Geldend van 25-01-2018 t/m 16-11-2022 met terugwerkende kracht vanaf 16-10-2017

Intitulé

Besluit van Gedeputeerde Staten van de provincie Fryslân houdende regels omtrent de vaststelling van een openstellingsbesluit op grond van de Subsidieregeling Plattelandsontwikkelingsprogramma (POP3) Fryslân 2014 Openstellingsbesluit niet-productieve investeringen water/ KRW – en Klimaat d.d. najaar 2017

Gedeputeerde Staten van Fryslân,

gelet op artikel 1.3 van de Subsidieregeling Plattelandsontwikkelingsprogramma (POP3) Fryslân 2014-2020

BESLUITEN

De volgende nadere regels vast te stellen:

Artikel 1 Openstelling en subsidieplafond

  • 1.1. De maatregel niet-productieve investeringen water (paragraaf 2.6 van de Regeling POP3 subsidies), voor de periode van 16 oktober 2017 tot en met 22 januari 2018, 17.00 uur open te stellen voor aanvragen.

  • 1.2. Het subsidieplafond voor het onder artikel 1, eerste lid genoemde tijdvak vast te stellen op € 12 miljoen, waarvan 50% bestaat uit Europese ELFPO-middelen en 50% uit overheidsmiddelen.

  • 1.3. Indien overheden subsidie aanvragen, dragen zij de 50% overheidsmiddelen zelf bij.

Artikel 2 Begripsbepalingen

In aanvulling op de begripsbepalingen zoals genoemd in artikel 1.1 van de Subsidieregeling Plattelandsontwikkelingsprogramma (POP3) Fryslân 2014-2020 wordt in dit besluit verstaan onder:

  • a.

    bergen van water: het tijdelijk opslaan van een teveel aan water om schade te voorkomen;

  • b.

    conserveren van water: het zo lang mogelijk vasthouden van water in de bodem ter bestrijding van verdroging en het voorkomen van droogteschade;

  • c.

    groene zuivering: ondiepe waterzones waarin riet en andere boven water uitstekende water- en oeverplanten kunnen groeien in een hoge dichtheid (meer dan 50% van het oppervlak);

  • d.

    klimaatdoelen: verminderen van kwetsbaarheid van het watersysteem voor de gevolgen van zeespiegelstijging en voor extreme weersomstandigheden die als gevolg van klimaatverandering ontstaan.
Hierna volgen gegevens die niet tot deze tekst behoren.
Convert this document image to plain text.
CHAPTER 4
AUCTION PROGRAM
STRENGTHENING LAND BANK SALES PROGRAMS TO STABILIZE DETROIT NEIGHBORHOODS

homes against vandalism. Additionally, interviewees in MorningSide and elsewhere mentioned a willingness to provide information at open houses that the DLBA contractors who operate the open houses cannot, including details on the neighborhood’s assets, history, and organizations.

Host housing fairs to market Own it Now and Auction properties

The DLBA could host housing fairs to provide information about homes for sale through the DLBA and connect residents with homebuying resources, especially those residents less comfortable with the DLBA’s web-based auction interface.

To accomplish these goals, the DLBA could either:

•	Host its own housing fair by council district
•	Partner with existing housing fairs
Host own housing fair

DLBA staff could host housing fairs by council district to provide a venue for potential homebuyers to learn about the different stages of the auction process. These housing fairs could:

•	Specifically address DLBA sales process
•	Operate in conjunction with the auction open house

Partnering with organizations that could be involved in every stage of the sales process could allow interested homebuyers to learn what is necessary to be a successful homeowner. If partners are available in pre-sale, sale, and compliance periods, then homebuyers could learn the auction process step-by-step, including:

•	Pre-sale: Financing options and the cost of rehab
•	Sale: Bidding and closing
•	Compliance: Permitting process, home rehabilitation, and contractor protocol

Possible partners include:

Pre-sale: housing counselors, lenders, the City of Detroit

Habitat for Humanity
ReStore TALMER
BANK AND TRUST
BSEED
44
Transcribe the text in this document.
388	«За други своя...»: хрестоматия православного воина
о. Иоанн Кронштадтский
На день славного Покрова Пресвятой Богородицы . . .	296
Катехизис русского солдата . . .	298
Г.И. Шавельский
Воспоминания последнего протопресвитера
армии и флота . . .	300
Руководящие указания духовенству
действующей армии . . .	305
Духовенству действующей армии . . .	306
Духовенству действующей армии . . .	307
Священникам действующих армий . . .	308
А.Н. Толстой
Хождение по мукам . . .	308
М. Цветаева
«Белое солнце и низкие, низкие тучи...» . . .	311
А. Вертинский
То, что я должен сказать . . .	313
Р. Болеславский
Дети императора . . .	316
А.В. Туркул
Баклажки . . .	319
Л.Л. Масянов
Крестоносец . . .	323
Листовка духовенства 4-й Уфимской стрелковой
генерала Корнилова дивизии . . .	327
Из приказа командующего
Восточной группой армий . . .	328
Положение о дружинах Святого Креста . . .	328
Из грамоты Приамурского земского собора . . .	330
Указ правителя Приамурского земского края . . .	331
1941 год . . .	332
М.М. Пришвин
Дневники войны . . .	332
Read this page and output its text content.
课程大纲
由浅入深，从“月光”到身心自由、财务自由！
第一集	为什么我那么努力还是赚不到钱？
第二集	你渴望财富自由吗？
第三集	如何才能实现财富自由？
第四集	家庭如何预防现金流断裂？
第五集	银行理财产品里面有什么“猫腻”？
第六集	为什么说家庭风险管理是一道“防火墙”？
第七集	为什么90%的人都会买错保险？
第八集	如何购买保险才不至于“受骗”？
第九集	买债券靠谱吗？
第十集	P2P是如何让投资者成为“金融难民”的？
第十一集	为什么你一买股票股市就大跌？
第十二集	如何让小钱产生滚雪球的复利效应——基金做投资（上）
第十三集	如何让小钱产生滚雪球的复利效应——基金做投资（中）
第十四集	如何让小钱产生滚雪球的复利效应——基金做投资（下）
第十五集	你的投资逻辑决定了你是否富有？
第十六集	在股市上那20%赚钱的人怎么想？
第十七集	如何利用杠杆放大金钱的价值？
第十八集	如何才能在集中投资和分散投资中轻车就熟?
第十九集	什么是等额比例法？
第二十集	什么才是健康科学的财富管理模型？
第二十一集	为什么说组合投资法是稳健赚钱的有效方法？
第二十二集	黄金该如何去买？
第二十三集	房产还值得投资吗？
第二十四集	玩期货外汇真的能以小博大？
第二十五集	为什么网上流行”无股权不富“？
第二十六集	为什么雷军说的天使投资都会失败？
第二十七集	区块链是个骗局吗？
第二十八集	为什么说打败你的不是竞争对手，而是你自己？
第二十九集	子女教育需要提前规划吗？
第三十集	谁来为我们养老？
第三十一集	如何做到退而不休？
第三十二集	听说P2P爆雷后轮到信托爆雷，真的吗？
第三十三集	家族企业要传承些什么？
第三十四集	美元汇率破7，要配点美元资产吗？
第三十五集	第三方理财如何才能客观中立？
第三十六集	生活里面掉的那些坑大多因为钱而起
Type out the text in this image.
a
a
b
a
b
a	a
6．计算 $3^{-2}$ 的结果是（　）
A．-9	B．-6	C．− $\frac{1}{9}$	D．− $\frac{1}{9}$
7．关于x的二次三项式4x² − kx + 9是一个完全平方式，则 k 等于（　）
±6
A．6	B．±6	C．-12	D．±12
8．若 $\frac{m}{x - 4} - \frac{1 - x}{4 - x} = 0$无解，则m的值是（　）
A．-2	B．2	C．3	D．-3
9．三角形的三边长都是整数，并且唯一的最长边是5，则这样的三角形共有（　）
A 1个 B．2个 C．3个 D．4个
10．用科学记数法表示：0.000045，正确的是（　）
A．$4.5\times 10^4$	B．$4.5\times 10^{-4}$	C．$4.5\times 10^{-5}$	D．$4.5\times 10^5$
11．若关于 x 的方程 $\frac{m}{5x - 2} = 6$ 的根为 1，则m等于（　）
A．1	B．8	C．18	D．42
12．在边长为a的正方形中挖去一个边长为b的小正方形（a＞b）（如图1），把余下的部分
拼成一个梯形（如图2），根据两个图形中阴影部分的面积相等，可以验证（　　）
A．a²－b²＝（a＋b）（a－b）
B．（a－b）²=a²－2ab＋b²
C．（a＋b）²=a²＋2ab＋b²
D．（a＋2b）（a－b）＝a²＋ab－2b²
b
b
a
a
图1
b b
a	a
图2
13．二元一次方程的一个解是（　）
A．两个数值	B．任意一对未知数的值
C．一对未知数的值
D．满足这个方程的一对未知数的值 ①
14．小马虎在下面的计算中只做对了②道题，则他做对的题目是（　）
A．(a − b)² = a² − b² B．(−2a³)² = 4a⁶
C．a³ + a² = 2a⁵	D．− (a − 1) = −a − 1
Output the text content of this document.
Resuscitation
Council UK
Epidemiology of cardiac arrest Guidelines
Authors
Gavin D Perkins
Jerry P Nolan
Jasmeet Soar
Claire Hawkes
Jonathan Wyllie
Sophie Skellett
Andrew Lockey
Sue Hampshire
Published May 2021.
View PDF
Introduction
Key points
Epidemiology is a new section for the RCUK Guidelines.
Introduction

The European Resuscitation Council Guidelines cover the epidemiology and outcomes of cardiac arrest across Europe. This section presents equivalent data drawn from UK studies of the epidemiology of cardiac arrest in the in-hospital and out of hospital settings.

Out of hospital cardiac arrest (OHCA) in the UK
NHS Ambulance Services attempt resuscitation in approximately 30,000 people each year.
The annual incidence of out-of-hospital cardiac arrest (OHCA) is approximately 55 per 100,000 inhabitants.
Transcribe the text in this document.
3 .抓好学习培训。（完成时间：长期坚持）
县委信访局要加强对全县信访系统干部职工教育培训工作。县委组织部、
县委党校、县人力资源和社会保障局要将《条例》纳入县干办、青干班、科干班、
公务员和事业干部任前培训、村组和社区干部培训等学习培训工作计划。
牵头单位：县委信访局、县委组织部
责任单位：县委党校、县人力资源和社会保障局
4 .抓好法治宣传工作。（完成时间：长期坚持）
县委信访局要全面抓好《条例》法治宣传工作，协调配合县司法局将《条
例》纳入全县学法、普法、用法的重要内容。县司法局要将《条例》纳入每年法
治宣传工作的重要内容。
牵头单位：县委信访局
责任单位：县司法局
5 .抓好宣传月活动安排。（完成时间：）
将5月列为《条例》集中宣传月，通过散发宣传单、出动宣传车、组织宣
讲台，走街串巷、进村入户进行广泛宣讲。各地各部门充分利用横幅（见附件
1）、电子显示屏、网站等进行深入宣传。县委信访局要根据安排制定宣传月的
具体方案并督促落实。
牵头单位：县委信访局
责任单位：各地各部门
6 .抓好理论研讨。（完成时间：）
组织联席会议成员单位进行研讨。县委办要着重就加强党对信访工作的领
Dit laatste gaat zowel om situaties met extreme droogte als om situatie met wateroverlast. Deze doelen worden voor Fryslân beschreven in het waterhuishoudingsplan van de provincie Fryslân (het Vierde Waterhuishoudingsplan, te vinden op: www.fryslan.frl/whp4);

  • e.

    klimaatmaatregelen: maatregelen die nodig zijn om de gevolgen van klimaatverandering voor het watersysteem en de daarvan afhankelijke functies op te vangen;

  • f.

    KRW: Kaderrichtlijn Water, de Europese richtlijn die tot doel heeft uiterlijk in 2027 een goede chemische en ecologische waterkwaliteit te bereiken in alle Europese oppervlaktewateren en grondwateren en de lidstaten verplicht de daartoe noodzakelijke maatregelen te nemen;

  • g.

    KRW-doelen: doelen gericht op een betere waterkwaliteit, waarmee voldaan wordt aan de vereisten van de Kader Richtlijn Water. Deze doelen zijn voor Fryslân beschreven in de KRW-nota’s;

  • h.

    KRW-maatregelen: maatregelen die bijdragen aan de realisatie van de Friese KRW-doelen;

  • i.

    KRW-nota’s: de nota waarin de provincie Fryslân de doelen en (op hoofdlijnen) de maatregelen samenvat voor de Kaderrichtlijn Water, voor de periode 2016-2021 (Notitie KRW in Fryslân 2016-2021, 16 december 2015, en de KRW-beslisnota 2016-2021 d.d.29 september 2015 van het Wetterskip Fryslân, beide te vinden op https://www.fryslan.frl/pop3;

  • j.

    KRW-opgavenkaart POP3: kaart met daarop aangegeven de locaties, wateren en gemalen waarvoor KRW-opgaven gelden. De kaart is te vinden op https://www.fryslan.frl/pop3;

  • K.

    maalkom: het aanleggen van een verdiept deel van een hoofdwatergang dichtbij een gemaal aan de in- of de uitstroomkant, met in het verlengde daarvan vegetatiezones die dienen als groene zuivering;

  • L.

    natuurvriendelijk inrichten: aanleggen en/of inrichten van ondiepe waterzones met een waterbreedte van 3-5 meter tot op een waterdiepte van 0,5 tot 0,7 m aan één zijde van de watergang;

  • M.

    de Regeling: de Subsidieregeling Plattelandsontwikkelingsprogramma (POP3) Fryslân 2014-2020;

  • N.

    vasthouden van water: het tijdelijk of gedurende langere tijd opslaan van water om schade als gevolg van wateroverlast en/of watertekorten tegen te gaan;

  • O.

    verbreden van hoofdwatergangen: verbreden van hoofdwatergangen met minimaal 2 meter of verbreden van lokaal zeer smalle hoofdwatergangen met minimaal 20% van de huidige breedte op of net boven de waterlijn aan één zijde van de watergang;

  • P.

    vispassage: voorziening die het voor vissen mogelijk maakt obstakels als stuwen, gemalen en dergelijke, te passeren;

  • Q.

    waterhuishoudingsplan: het regionale waterplan bedoeld in artikel 4.4. van de Waterwet, waarin de provincie de hoofdlijnen van het in Fryslân te voeren waterbeleid vastlegt, voor de periode 2015-2021. Dit beleid is gericht op de bescherming tegen overstromingen en wateroverlast en de inrichting van watersystemen met voldoende en schoon water. Het Vierde Waterhuishoudingsplan, door Provinciale Staten van Fryslân vastgesteld op 20 april 2016, is te vinden op www.fryslan.frl/whp4.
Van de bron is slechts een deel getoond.